Офицеры оживились. Бросили карты, зажгли еще свечу.
– Я думал, вы здесь, как в царстве Берендея, – сказал с улыбкой Гроссевич, когда в потолок стрельнуло и шампанское полилось.
– У Берендея, у Берендея. Это нас морячки выручают. Сереже Анциферову спасибо скажи. Вчера на «Востоке» из Нагасаки пришли. Морячки – наши цари и боги, не они бы… – Колесов поперхнулся дымом, раскуривая толстую манильскую сигару, махнул рукой в сторону уже немолодого лейтенанта с темным усталым лицом. Сидел он как бы сбоку, молча наблюдал Гроссевича.
– Если б только шампанское, – вошел в разговор Анциферов. – Любую мелочь из Японии доставляем. Тяжело. Во всем самом необходимом приходится крайнюю нужду терпеть, в особенности стрелкам, матросам, поселенцам. В светлый праздник не видят того, что в любой крестьянской избе найдется.
– Мужик хорош, пока о брюхе думает, – буркнул Колесов, наполняя бокалы.
– Господа, в Иркутске говорят, что в скором времени базу Сибирской флотилии перенесут из Николаевска во Владивосток. В правительстве весьма оживленно обсуждается этот вопрос. Думаю, положение изменится уже в этом году, – сказал Гроссевич.
Выпили за процветание нового порта на Тихом океане. Лица раскраснелись. Разговор, поначалу несколько растрепанный, нервный, сбился на петербургскую жизнь. Вспомнили общих знакомых, родных. Гроссевич полез в багажные сумки: «Совсем запамятовал. Тебе, Лева, почта. В Иркутске передали…» Писем было штук десять, в розовых и голубых конвертах, одни тоненькие, в листочек, другие пухлые, как разбитая колода карт, и на всех легкий женский почерк, судя по характеру письма, принадлежащий разным рукам.
Изрядно захмелевший Колесов подмигнул Гроссевичу, тонко засмеялся:
– Господа! Предлагаю премило закончить наш ужин декламацией сих трепетных посланий. – Он покачнулся и, дурачась, понюхал пачку. – Судя по букету, это должно быть презанятно.
Офицеры, радуясь выходке приятеля, весело зашумели. Кто-то уронил свечу, ее тут же зажгли, и подсвечник подвинули поближе Колесову.

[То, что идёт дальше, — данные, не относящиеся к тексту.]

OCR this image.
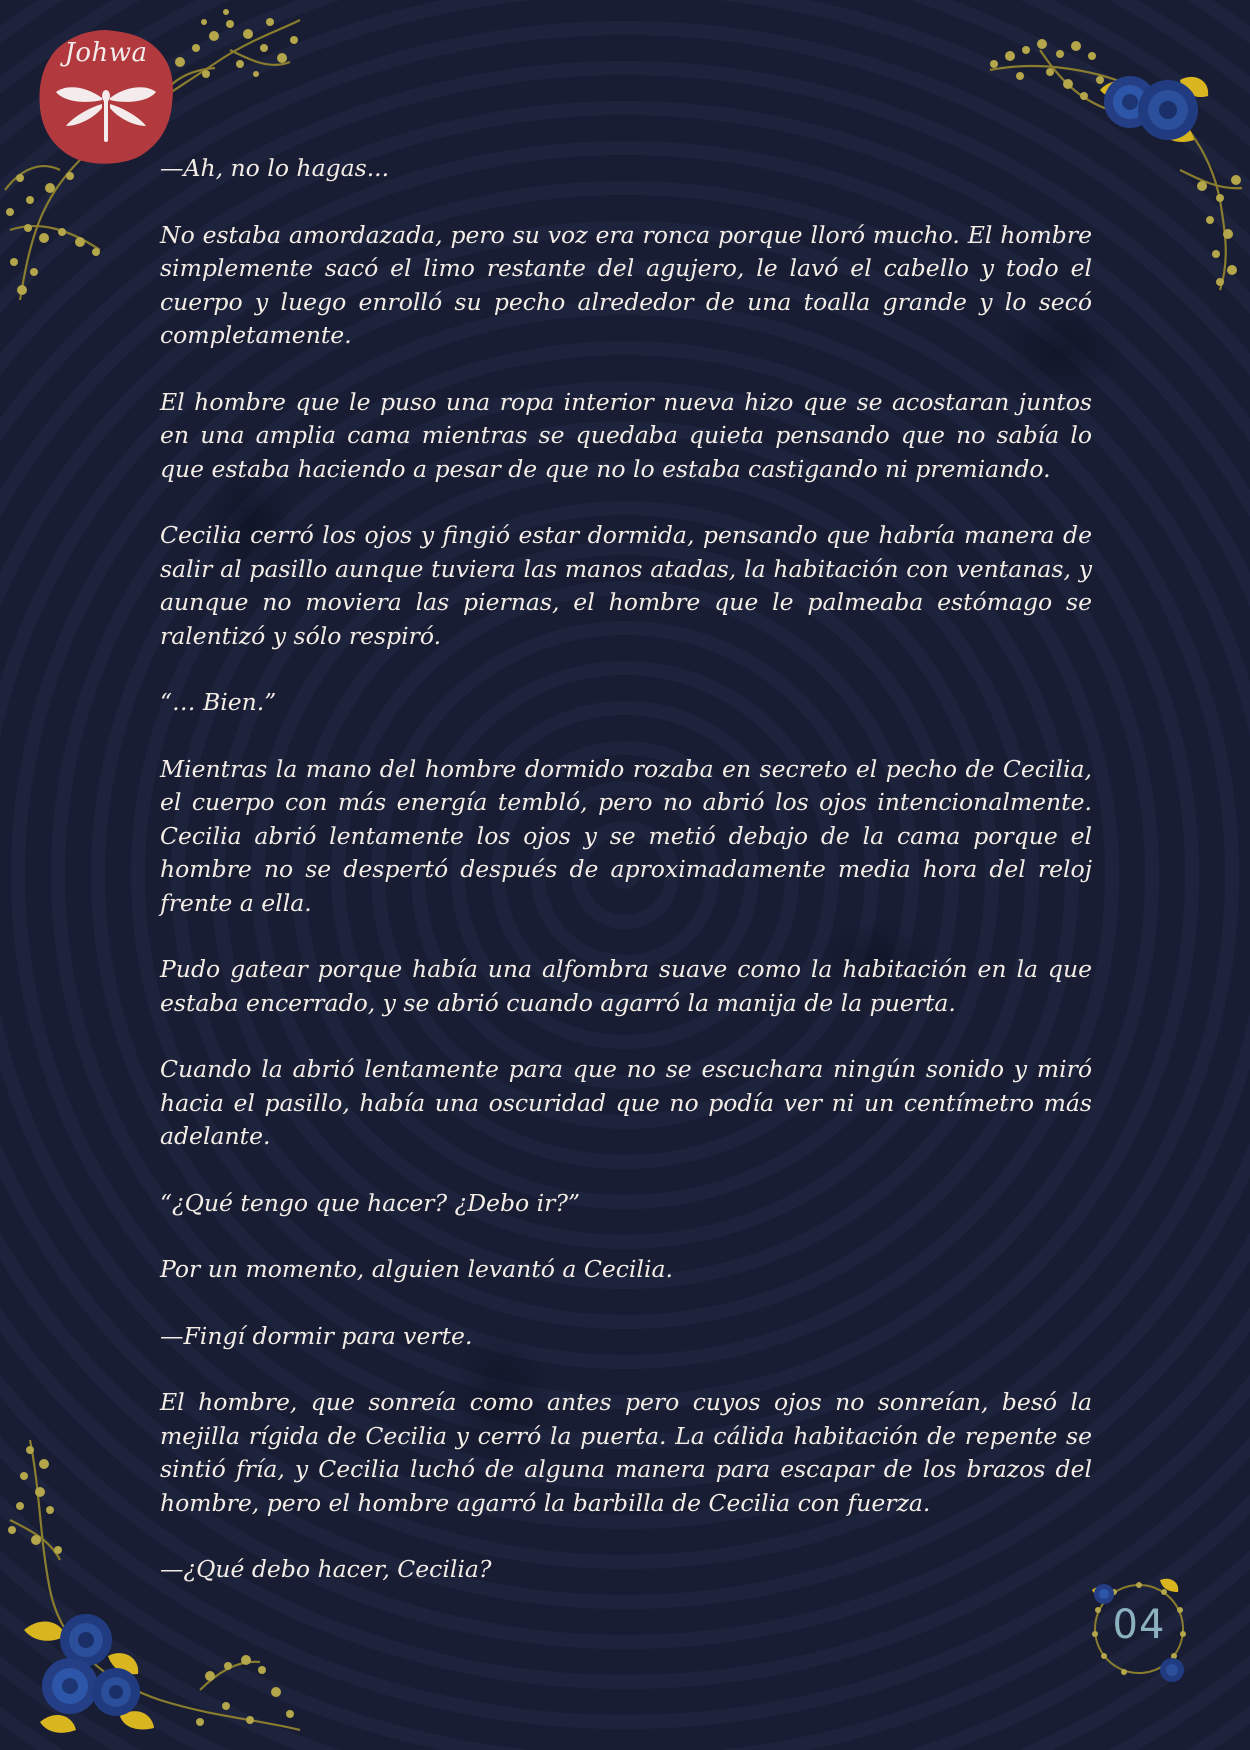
Johwa
04

—Ah, no lo hagas...

No estaba amordazada, pero su voz era ronca porque lloró mucho. El hombre simplemente sacó el limo restante del agujero, le lavó el cabello y todo el cuerpo y luego enrolló su pecho alrededor de una toalla grande y lo secó completamente.

El hombre que le puso una ropa interior nueva hizo que se acostaran juntos en una amplia cama mientras se quedaba quieta pensando que no sabía lo que estaba haciendo a pesar de que no lo estaba castigando ni premiando.

Cecilia cerró los ojos y fingió estar dormida, pensando que habría manera de salir al pasillo aunque tuviera las manos atadas, la habitación con ventanas, y aunque no moviera las piernas, el hombre que le palmeaba estómago se ralentizó y sólo respiró.

“… Bien.”

Mientras la mano del hombre dormido rozaba en secreto el pecho de Cecilia, el cuerpo con más energía tembló, pero no abrió los ojos intencionalmente. Cecilia abrió lentamente los ojos y se metió debajo de la cama porque el hombre no se despertó después de aproximadamente media hora del reloj frente a ella.

Pudo gatear porque había una alfombra suave como la habitación en la que estaba encerrado, y se abrió cuando agarró la manija de la puerta.

Cuando la abrió lentamente para que no se escuchara ningún sonido y miró hacia el pasillo, había una oscuridad que no podía ver ni un centímetro más adelante.

“¿Qué tengo que hacer? ¿Debo ir?”

Por un momento, alguien levantó a Cecilia.

—Fingí dormir para verte.

El hombre, que sonreía como antes pero cuyos ojos no sonreían, besó la mejilla rígida de Cecilia y cerró la puerta. La cálida habitación de repente se sintió fría, y Cecilia luchó de alguna manera para escapar de los brazos del hombre, pero el hombre agarró la barbilla de Cecilia con fuerza.

—¿Qué debo hacer, Cecilia?
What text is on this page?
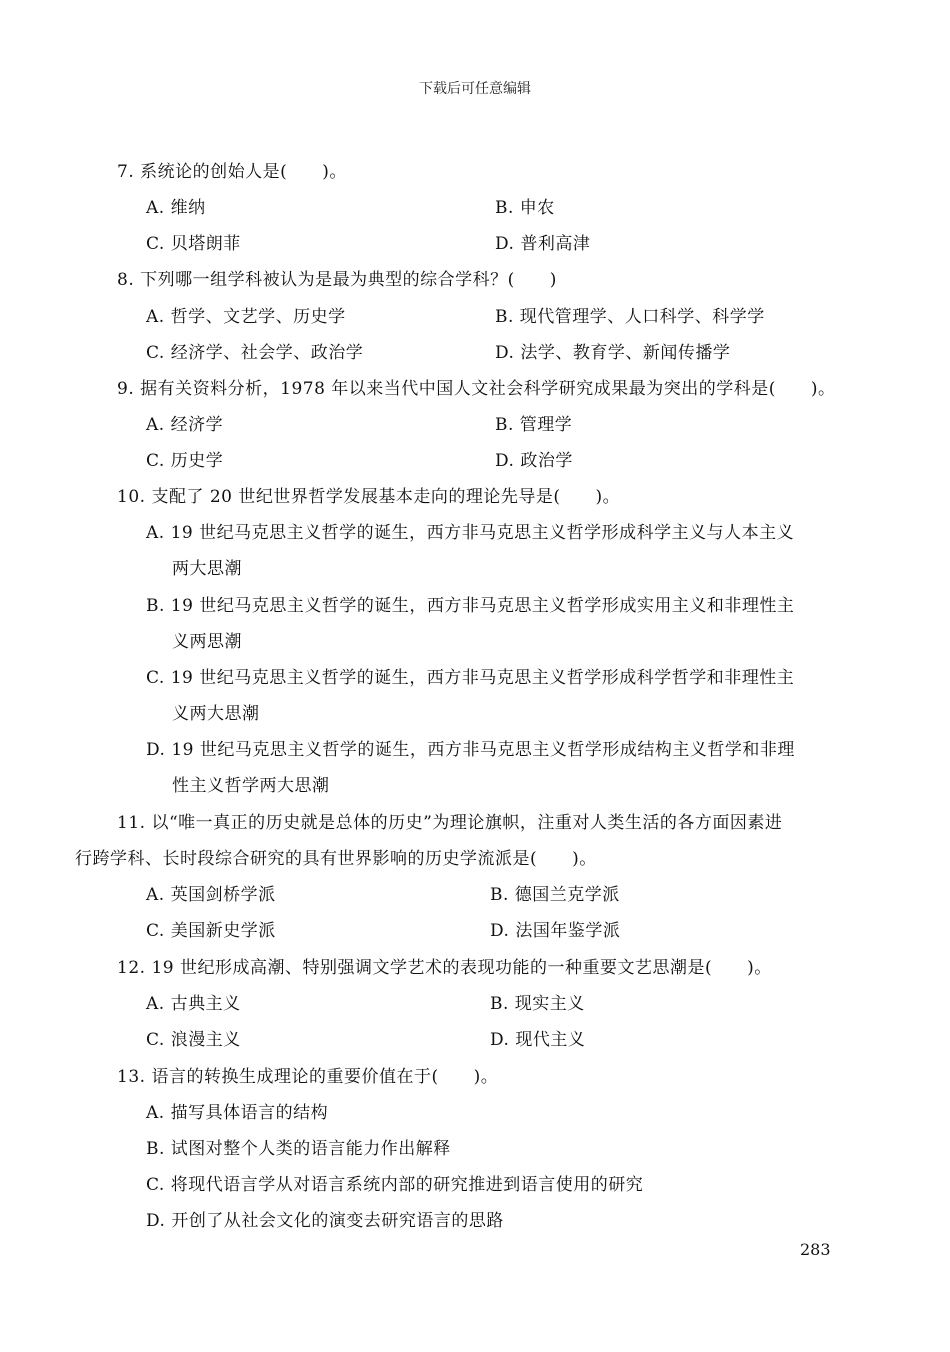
下载后可任意编辑
7. 系统论的创始人是(　　)。
A. 维纳	B. 申农
C. 贝塔朗菲	D. 普利高津
8. 下列哪一组学科被认为是最为典型的综合学科？(　　)
A. 哲学、文艺学、历史学	B. 现代管理学、人口科学、科学学
C. 经济学、社会学、政治学	D. 法学、教育学、新闻传播学
9. 据有关资料分析，1978 年以来当代中国人文社会科学研究成果最为突出的学科是(　　)。
A. 经济学	B. 管理学
C. 历史学	D. 政治学
10. 支配了 20 世纪世界哲学发展基本走向的理论先导是(　　)。
A. 19 世纪马克思主义哲学的诞生，西方非马克思主义哲学形成科学主义与人本主义
两大思潮
B. 19 世纪马克思主义哲学的诞生，西方非马克思主义哲学形成实用主义和非理性主
义两思潮
C. 19 世纪马克思主义哲学的诞生，西方非马克思主义哲学形成科学哲学和非理性主
义两大思潮
D. 19 世纪马克思主义哲学的诞生，西方非马克思主义哲学形成结构主义哲学和非理
性主义哲学两大思潮
11. 以“唯一真正的历史就是总体的历史”为理论旗帜，注重对人类生活的各方面因素进
行跨学科、长时段综合研究的具有世界影响的历史学流派是(　　)。
A. 英国剑桥学派	B. 德国兰克学派
C. 美国新史学派	D. 法国年鉴学派
12. 19 世纪形成高潮、特别强调文学艺术的表现功能的一种重要文艺思潮是(　　)。
A. 古典主义	B. 现实主义
C. 浪漫主义	D. 现代主义
13. 语言的转换生成理论的重要价值在于(　　)。
A. 描写具体语言的结构
B. 试图对整个人类的语言能力作出解释
C. 将现代语言学从对语言系统内部的研究推进到语言使用的研究
D. 开创了从社会文化的演变去研究语言的思路
283
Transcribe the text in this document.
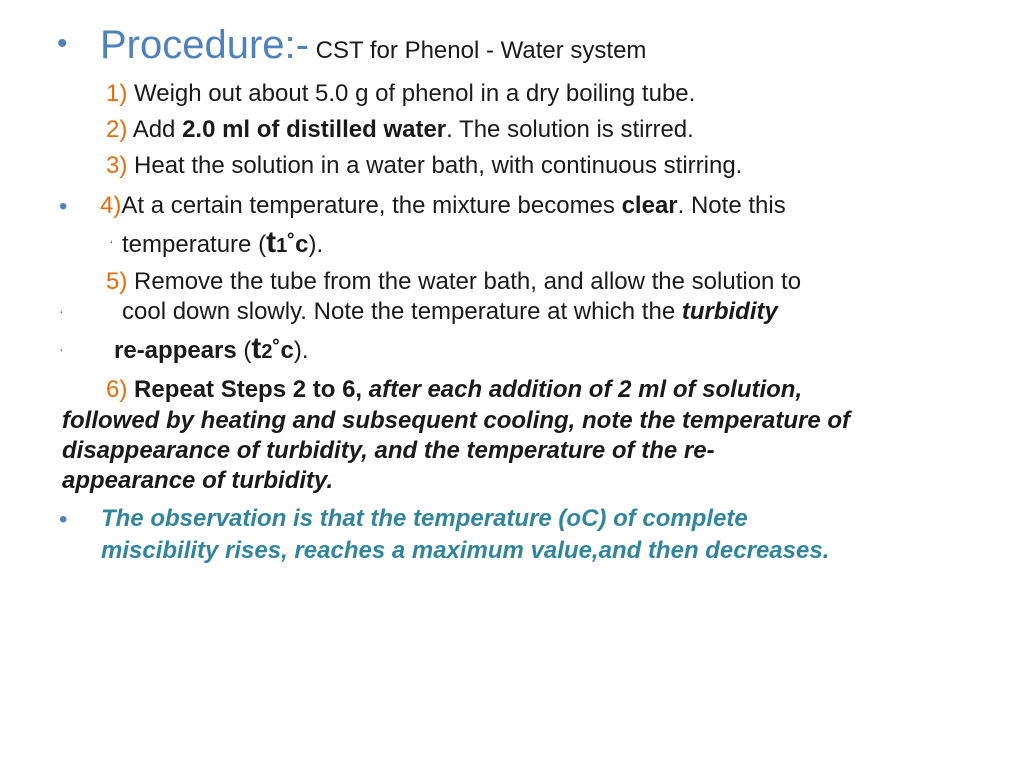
• Procedure:- CST for Phenol - Water system
1) Weigh out about 5.0 g of phenol in a dry boiling tube.
2) Add 2.0 ml of distilled water. The solution is stirred.
3) Heat the solution in a water bath, with continuous stirring.
• 4)At a certain temperature, the mixture becomes clear. Note this
‘ temperature (t1˚c).
5) Remove the tube from the water bath, and allow the solution to
‘ cool down slowly. Note the temperature at which the turbidity
‘ re-appears (t2˚c).
6) Repeat Steps 2 to 6, after each addition of 2 ml of solution,
followed by heating and subsequent cooling, note the temperature of
disappearance of turbidity, and the temperature of the re-
appearance of turbidity.
• The observation is that the temperature (oC) of complete
miscibility rises, reaches a maximum value,and then decreases.
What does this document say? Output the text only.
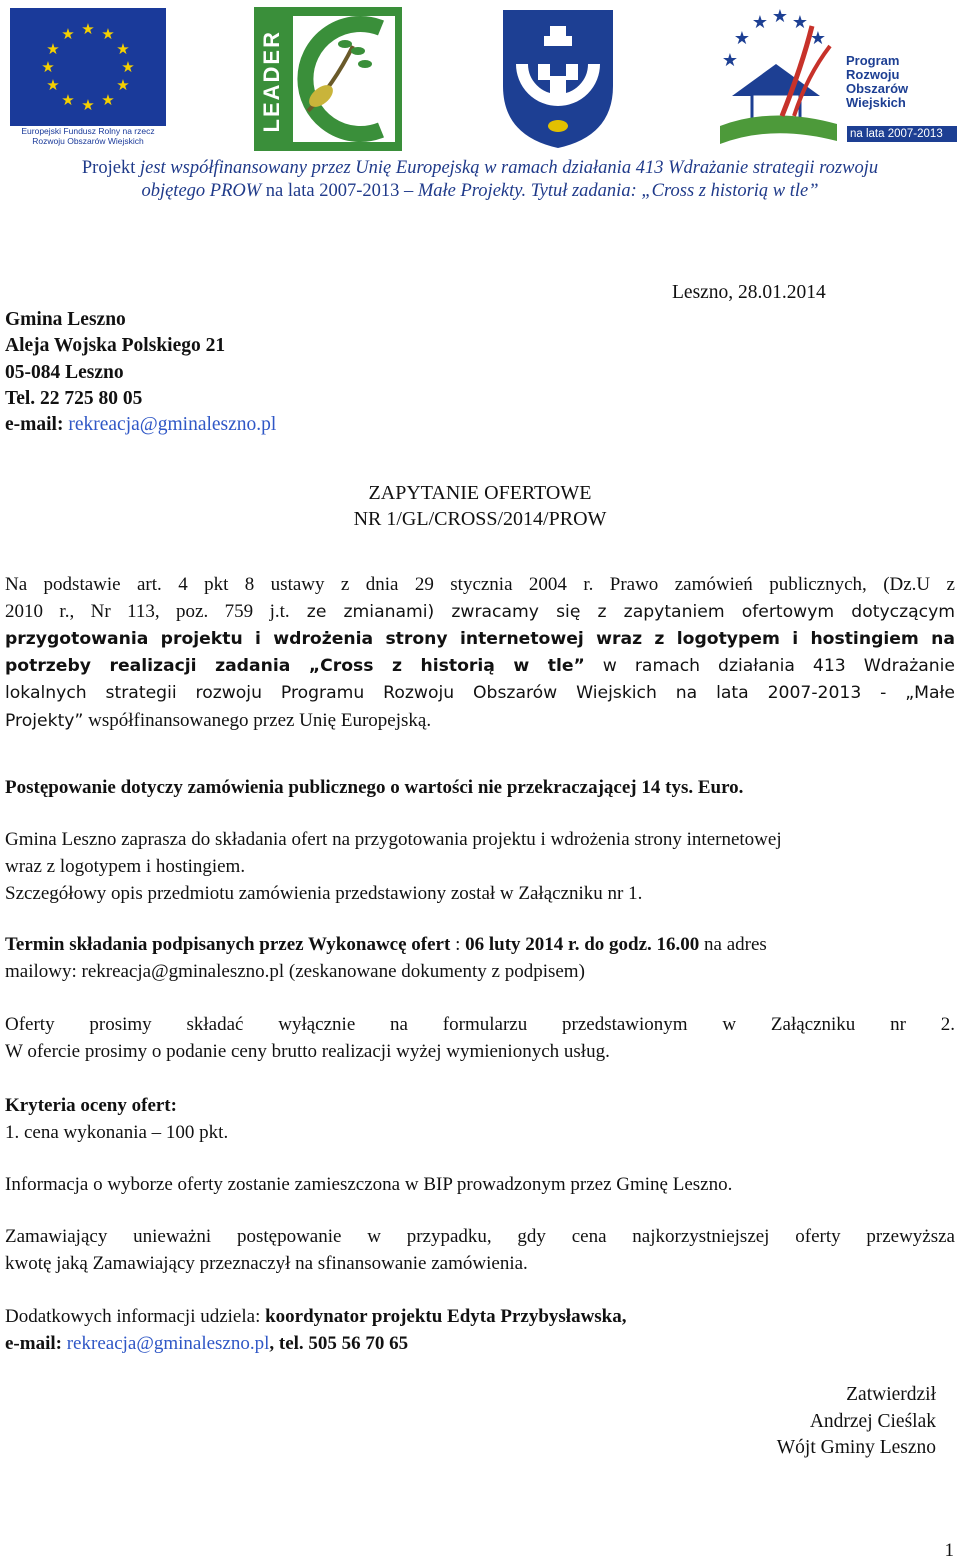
★ ★
★
★
★
★
★
★
★
★
★
★
Europejski Fundusz Rolny na rzecz
Rozwoju Obszarów Wiejskich
LEADER	★
★ ★ ★
★
★	Program
Rozwoju
Obszarów
Wiejskich
na lata 2007-2013
Projekt jest współfinansowany przez Unię Europejską w ramach działania 413 Wdrażanie strategii rozwoju
objętego PROW na lata 2007-2013 – Małe Projekty. Tytuł zadania: „Cross z historią w tle”
Leszno, 28.01.2014
Gmina Leszno
Aleja Wojska Polskiego 21
05-084 Leszno
Tel. 22 725 80 05
e-mail: rekreacja@gminaleszno.pl
ZAPYTANIE OFERTOWE
NR 1/GL/CROSS/2014/PROW
Na podstawie art. 4 pkt 8 ustawy z dnia 29 stycznia 2004 r. Prawo zamówień publicznych, (Dz.U z
2010 r., Nr 113, poz. 759 j.t. ze zmianami) zwracamy się z zapytaniem ofertowym dotyczącym
przygotowania projektu i wdrożenia strony internetowej wraz z logotypem i hostingiem na
potrzeby realizacji zadania „Cross z historią w tle” w ramach działania 413 Wdrażanie
lokalnych strategii rozwoju Programu Rozwoju Obszarów Wiejskich na lata 2007-2013 - „Małe
Projekty” współfinansowanego przez Unię Europejską.
Postępowanie dotyczy zamówienia publicznego o wartości nie przekraczającej 14 tys. Euro.
Gmina Leszno zaprasza do składania ofert na przygotowania projektu i wdrożenia strony internetowej
wraz z logotypem i hostingiem.
Szczegółowy opis przedmiotu zamówienia przedstawiony został w Załączniku nr 1.
Termin składania podpisanych przez Wykonawcę ofert : 06 luty 2014 r. do godz. 16.00 na adres
mailowy: rekreacja@gminaleszno.pl (zeskanowane dokumenty z podpisem)
Oferty prosimy składać wyłącznie na formularzu przedstawionym w Załączniku nr 2.
W ofercie prosimy o podanie ceny brutto realizacji wyżej wymienionych usług.
Kryteria oceny ofert:
1. cena wykonania – 100 pkt.
Informacja o wyborze oferty zostanie zamieszczona w BIP prowadzonym przez Gminę Leszno.
Zamawiający unieważni postępowanie w przypadku, gdy cena najkorzystniejszej oferty przewyższa
kwotę jaką Zamawiający przeznaczył na sfinansowanie zamówienia.
Dodatkowych informacji udziela: koordynator projektu Edyta Przybysławska,
e-mail: rekreacja@gminaleszno.pl, tel. 505 56 70 65
Zatwierdził
Andrzej Cieślak
Wójt Gminy Leszno
1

– Господа! Разве так можно! Лева, ты пошутил? – Гроссевич, краснея, встал из-за стола.
Лева, потрясая письмами, смеялся.
– Господа, зачем же так? Это неприлично, – бормотал растерянно Гроссевич.
– Хотим читать! Хотим читать! – громко кричали за столам.
– Что за вздор ты несешь, Петя, – отмахнулся от Гроссевича Колесов. – Будем читать. Нам скучно, правда, господа?
– А ты нам не велишь веселиться. Здесь, мой друг, не Петербург и даже не Иркутск. Тут у каждого свой манер…
– Колесов! Если вы посмеете в присутствии… – Гроссевич, задохнувшись, рванул воротник сюртука. В наступившей тишине послышался звук посыпавшихся на пол пуговиц.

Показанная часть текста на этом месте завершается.